I was up on the solar deck today and noted that the metal funnel I keep up there had begun corroding. The funnel is actually a galvanized steel oil funnel I found under the bushes at my parents' "Creekside" addition (the white trash doublewide trailer they bought across the road from my childhood home five miles south of Staunton, Virginia). I'd soldered a three quarter inch copper fitting to the neck the funnel to make it more usable for doing panel maintenance tasks (mostly filling it from the top, something I haven't had to do since fixing the leak and resolving boiler expansion issues), and it seems that heating it to a temperature where it could be soldered had ruined the galvanation enough that the funnel had begun rusting. So I sanded off the corrosion and proceeded to set up a bucket for electroplating new zinc onto the funnel (using post-1982 American pennies as a source; their monetary value is occasionally less than their metallurgical value in zinc). Foolishly, I decided to melt a stack of pennies on a piece of sandstone, which proceeded to exfoliate explosively from the heat. At first I could dodge the flakes of stone (and I was wearing glasses, which protected my eyes), but then a flake came off with such power than it threw the molten zinc into the air. It would have been bad had it hit my face; instead it landed on the top of my right ring finger a half inch from where it joins my hand. So, until I flung it free, I had a pool of molten zinc on my finger. It left a discolored patch about the size of a nickel (and looking like a map of Connecticut). Here and there througout the patch were spots of skin that had been carmelized. It hurt surprisingly little. Knowing that it's always good to put ice on burns and hold that ice on them for at least a minute, I did just that.

This evening Gretchen and I drove down to New Paltz with the dogs to attend an event in the Peace Park to commemorate the legalization of same-sex marriage in New York State. Back in 2004, riding on the wave of rebellious euphoria following the legalization of same-sex marriage in Boston, the mayor of San Francisco and then also Jason West, the mayor of New Paltz, began solemnizing same sex marriages. This led to all manner of political and legal handwringing and the spectacle was quickly shut down. But with last night's historic turning of the worm, it stood to reason that New Paltz should be the place to celebrate. We expected to see people we knew there, but it didn't turn out that way; indeed, only about a 80 or 100 people turned out, which was less than I expected. Jason West was there, looking older and more conventionally mayoral than back in 2004. He was wearing a coat and a tie, but he still had more of a potty mouth than one expects from an American politician. (It turns out he'd been ousted from office several years ago, but in a recent election he became Mayor of New Paltz once more.) After JW spoke a few words, there was a short parade of other speakers, one of them a gay rights activist dating from before there were gay people. The mood was a appropriately gleeful, though of course we're still embedded in a country where people speak of Michelle Bachmann as a plausible Republican candidate. I'll take the state-by-state approach for now. Maybe in seven more years we can get some of that sweet sweet single-payer healthcare that Vermont is leading the way on.

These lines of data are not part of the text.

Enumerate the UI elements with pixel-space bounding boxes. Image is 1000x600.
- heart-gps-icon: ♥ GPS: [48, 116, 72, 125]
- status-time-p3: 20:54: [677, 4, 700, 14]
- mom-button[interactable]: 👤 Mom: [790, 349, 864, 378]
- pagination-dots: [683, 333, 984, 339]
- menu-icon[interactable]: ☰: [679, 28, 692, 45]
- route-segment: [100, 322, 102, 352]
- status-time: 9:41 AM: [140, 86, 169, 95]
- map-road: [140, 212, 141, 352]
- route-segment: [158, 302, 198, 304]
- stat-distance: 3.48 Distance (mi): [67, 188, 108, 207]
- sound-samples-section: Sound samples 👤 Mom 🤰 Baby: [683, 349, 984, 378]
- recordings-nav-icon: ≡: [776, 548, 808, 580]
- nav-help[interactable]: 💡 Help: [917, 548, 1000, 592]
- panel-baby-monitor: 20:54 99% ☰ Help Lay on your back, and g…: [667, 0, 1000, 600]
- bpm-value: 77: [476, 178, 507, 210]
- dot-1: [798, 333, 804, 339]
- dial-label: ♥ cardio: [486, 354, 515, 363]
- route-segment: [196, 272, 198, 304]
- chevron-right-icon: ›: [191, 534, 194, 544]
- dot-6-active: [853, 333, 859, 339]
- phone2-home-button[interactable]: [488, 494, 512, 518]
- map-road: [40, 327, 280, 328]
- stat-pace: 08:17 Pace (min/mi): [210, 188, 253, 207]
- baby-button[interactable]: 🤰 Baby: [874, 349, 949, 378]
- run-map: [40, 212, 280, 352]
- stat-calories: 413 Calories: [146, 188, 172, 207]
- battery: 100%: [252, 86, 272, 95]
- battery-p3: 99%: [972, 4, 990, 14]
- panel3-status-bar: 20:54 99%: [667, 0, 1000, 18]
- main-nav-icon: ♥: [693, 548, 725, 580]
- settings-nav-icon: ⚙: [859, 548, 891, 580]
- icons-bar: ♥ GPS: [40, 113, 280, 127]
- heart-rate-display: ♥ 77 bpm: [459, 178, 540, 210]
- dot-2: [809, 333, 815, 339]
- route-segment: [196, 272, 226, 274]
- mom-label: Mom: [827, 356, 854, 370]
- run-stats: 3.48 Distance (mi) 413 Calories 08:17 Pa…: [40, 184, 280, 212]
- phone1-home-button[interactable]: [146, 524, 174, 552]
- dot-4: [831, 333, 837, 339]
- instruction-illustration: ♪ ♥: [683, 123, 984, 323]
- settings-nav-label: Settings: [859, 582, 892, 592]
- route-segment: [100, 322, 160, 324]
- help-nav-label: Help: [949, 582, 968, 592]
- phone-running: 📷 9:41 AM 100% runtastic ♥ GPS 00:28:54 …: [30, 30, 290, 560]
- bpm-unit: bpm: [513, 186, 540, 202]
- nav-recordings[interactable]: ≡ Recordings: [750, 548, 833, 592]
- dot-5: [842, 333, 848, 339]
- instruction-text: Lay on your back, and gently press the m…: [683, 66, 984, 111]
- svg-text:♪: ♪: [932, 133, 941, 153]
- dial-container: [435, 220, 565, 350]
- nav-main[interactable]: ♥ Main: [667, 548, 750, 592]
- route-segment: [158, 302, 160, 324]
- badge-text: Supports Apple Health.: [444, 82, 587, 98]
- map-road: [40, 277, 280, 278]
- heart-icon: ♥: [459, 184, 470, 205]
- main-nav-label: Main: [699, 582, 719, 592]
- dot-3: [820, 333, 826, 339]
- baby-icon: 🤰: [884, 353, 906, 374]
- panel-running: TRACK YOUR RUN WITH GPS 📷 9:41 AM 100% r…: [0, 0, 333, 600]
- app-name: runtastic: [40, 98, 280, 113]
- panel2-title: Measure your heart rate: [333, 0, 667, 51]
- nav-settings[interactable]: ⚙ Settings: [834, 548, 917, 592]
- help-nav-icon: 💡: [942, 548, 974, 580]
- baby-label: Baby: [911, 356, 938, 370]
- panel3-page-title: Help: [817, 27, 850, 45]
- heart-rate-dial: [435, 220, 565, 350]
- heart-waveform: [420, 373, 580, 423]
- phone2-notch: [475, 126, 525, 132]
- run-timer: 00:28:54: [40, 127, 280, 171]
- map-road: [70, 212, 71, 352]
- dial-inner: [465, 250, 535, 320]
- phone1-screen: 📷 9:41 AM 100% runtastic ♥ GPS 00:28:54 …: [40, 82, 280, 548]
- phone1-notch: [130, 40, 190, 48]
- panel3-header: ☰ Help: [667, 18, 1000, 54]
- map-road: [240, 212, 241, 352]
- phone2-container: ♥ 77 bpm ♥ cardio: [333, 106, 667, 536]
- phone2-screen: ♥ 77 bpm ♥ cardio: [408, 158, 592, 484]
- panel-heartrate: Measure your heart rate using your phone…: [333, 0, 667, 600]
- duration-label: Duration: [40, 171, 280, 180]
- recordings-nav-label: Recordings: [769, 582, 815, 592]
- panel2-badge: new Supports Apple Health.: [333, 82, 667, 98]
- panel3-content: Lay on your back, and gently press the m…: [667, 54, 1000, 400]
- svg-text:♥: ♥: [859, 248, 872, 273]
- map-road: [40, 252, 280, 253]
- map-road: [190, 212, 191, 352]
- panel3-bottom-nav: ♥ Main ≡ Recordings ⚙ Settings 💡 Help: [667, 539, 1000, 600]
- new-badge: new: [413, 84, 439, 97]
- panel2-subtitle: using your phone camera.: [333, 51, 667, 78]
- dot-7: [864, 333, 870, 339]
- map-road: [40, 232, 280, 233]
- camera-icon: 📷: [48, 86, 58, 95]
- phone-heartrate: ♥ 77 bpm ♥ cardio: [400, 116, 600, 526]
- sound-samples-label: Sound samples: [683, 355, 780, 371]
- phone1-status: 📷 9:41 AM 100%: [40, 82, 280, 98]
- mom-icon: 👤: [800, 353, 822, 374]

After we left the park, Gretchen and I walked our dogs on leashes through the center of downtown New Paltz hoping to find a place where we could dine outside with the dogs. There didn't seem to be any suitable place, so we put the dogs back in the car and went to Lemongrass, New Paltz's Thai restaurant, a place Gretchen had been meaning to try for years. Though our order was a little screwed up and Gretchen was pretty sure one of our dishes contained fish sauce, the food was very good. And if you ask for some hot sauce, they bring you a tray that contains a container of a sauce similar to Sriracha, a container of ground-up peanuts, and a container of dried chili peppers. The food wasn't terribly sweet (which can be a problem with Thai food), though it managed to make my hands sticky as I ate it. As always when I'm eating a food I really like, Gretchen had to tell me to slow down as if I were a greedy eight year old.